Les sauveteurs du Népal ont réussi à atteindre un tunnel hydroélectrique samedi après des jours d'inondations qui ont dévasté la région, marquant une étape cruciale dans la recherche de centaines de travailleurs disparus. L'armée népalaise a utilisé des équipements de forage pour percer la structure boueuse du projet hydroélectrique Trishuli 3A, leur permettant de pomper de l'air et de déployer une caméra dans le tunnel. Cette opération a suscité l'espoir que certains des travailleurs, qui étaient piégés depuis l'inondation catastrophique de mercredi, pourraient être encore en vie. Selon l'Autorité nationale de réduction et de gestion des risques de catastrophe, plus de 933 travailleurs de l'hydroélectricité restent portés disparus à la suite de la catastrophe, qui a frappé la région à la frontière entre le Népal et la Chine.
L'inondation, déclenchée par un effondrement glaciaire, a déclenché un mur massif de boue et de débris qui a balayé la région, causant des destructions généralisées. L'US Geological Survey a identifié la catastrophe comme résultant d'une grande masse de roche et de glace se détachant d'une montagne glacée dans le parc national de Langtang, près de la frontière entre le Tibet et le Népal.

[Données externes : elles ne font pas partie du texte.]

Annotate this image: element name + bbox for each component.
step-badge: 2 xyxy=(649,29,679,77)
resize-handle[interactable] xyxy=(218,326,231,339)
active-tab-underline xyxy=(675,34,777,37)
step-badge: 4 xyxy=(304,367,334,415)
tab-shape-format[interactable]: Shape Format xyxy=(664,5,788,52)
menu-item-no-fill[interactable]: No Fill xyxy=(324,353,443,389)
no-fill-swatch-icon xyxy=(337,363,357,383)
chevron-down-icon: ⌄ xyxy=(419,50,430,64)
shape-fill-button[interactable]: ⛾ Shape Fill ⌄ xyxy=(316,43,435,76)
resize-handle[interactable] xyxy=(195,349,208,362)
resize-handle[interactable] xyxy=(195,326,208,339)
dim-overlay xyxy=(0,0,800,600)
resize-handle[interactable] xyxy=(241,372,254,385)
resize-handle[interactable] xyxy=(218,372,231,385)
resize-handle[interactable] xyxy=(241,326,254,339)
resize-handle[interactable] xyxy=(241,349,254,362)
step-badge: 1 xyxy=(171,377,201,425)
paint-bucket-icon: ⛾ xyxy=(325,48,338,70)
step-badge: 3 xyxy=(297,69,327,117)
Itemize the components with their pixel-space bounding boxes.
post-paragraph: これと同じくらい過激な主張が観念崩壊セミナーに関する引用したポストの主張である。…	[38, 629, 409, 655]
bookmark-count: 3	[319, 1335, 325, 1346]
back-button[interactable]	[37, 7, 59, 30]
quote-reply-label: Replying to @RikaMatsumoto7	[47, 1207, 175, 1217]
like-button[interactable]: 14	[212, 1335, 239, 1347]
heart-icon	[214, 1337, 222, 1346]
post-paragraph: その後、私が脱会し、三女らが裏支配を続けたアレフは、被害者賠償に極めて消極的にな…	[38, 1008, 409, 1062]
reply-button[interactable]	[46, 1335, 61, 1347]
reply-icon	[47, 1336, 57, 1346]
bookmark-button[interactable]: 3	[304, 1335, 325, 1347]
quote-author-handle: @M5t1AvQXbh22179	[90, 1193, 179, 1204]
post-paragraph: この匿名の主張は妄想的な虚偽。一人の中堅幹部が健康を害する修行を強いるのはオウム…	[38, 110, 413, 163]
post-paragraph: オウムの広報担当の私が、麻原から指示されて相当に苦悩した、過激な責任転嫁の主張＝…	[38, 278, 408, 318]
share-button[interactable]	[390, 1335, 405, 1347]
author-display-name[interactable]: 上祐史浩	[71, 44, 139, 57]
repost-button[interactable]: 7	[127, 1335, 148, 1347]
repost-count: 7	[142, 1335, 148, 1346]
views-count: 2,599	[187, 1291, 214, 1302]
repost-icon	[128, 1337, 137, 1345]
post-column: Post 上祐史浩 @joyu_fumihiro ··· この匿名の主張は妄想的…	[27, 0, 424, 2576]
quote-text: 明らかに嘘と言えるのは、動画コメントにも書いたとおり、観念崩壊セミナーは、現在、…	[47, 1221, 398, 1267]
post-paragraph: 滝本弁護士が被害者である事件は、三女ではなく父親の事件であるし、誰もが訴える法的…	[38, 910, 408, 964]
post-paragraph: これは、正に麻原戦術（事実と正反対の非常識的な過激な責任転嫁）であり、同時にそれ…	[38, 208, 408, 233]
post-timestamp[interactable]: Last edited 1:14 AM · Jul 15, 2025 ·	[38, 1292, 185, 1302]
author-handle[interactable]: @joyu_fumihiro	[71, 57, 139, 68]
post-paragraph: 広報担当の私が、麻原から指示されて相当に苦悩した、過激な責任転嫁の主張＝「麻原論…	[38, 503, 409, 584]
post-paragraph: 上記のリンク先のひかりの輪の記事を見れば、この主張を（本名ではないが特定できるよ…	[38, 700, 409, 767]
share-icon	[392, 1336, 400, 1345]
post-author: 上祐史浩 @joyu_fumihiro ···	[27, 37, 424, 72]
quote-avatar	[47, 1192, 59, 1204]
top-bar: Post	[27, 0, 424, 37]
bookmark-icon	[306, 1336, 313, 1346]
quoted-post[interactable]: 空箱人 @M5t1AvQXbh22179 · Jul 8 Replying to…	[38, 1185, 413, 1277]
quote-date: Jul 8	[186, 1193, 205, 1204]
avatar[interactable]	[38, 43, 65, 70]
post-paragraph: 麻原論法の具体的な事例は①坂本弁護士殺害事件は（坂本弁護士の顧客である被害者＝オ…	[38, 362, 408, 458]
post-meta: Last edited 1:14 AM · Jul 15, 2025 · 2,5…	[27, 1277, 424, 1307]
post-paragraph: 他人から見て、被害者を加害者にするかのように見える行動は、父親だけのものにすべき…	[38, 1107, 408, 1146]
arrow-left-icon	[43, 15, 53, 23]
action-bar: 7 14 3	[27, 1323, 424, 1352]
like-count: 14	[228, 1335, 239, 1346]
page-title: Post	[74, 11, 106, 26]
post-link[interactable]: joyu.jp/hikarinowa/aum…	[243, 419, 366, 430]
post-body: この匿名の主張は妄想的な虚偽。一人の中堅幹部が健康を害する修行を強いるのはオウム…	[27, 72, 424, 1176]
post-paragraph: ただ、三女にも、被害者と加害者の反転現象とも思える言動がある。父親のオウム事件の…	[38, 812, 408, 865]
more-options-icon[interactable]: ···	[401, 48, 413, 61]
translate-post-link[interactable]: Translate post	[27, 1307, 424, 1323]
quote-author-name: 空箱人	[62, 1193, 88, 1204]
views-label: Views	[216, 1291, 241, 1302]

Cette distinction souligne l'interaction complexe entre les déclencheurs naturels et les facteurs humains dans la formation des catastrophes. Alors que la cause immédiate était géologique, les implications plus larges pointent vers des défis systémiques dans la préparation et la réponse aux catastrophes. Les divisions politiques, la méfiance institutionnelle et les inefficacités bureaucratiques entravent souvent la gestion efficace des crises, même pendant les moments d'unité nationale. À la suite de la catastrophe, les dirigeants politiques et les forces de sécurité ont collaboré pour coordonner les efforts de secours.
Les entreprises de télécommunications ont offert des appels gratuits et un accès à Internet dans les régions touchées, permettant ainsi la communication entre les familles et les services d'urgence. Des bénévoles des communautés de la diaspora et des organisations locales ont également joué un rôle crucial dans les efforts de récupération. Malgré ces actions coordonnées, les craintes persistent que le pays ne revienne à ses habitudes de gouvernance une fois que la crise immédiate s'est calmée. Parmi les personnes touchées figurent des familles à la recherche de proches disparus. Mukti Patel, de Virginie, continue d'attendre des nouvelles de son père, de sa sœur et de deux autres parents disparus pendant les inondations.
Les membres de la famille d'autres personnes disparues dans la catastrophe restent optimistes, bien que les chances de trouver des survivants semblent minces. Certains parents, y compris ceux des personnes disparues dans l'inondation, ont cherché des mises à jour via des appels Zoom, exprimant leur inquiétude quant à savoir si leurs proches pourraient être pris au piège dans une poche d'air ou enterrés sous les décombres.
Les équipes de sauvetage continuent de tirer des survivants de la boue, mais le nombre de morts confirmés s'élève à 682, avec près de 3 000 personnes toujours portées disparues. Le nombre exact de personnes piégées dans les tunnels hydroélectriques reste incertain, bien que les responsables estiment que plus de 100 travailleurs pourraient être encore en vie. Alors que les recherches se poursuivent, l'accent est mis sur la récupération et la prévention à long terme. Les experts soulignent la nécessité d'améliorer les systèmes d'alerte précoce et de meilleures infrastructures pour atténuer les risques futurs.
La préparation aux situations d'urgence doit aller au-delà de la réponse immédiate pour inclure une surveillance continue et des plans d'évacuation par étapes afin de protéger les communautés contre des catastrophes similaires à l'avenir.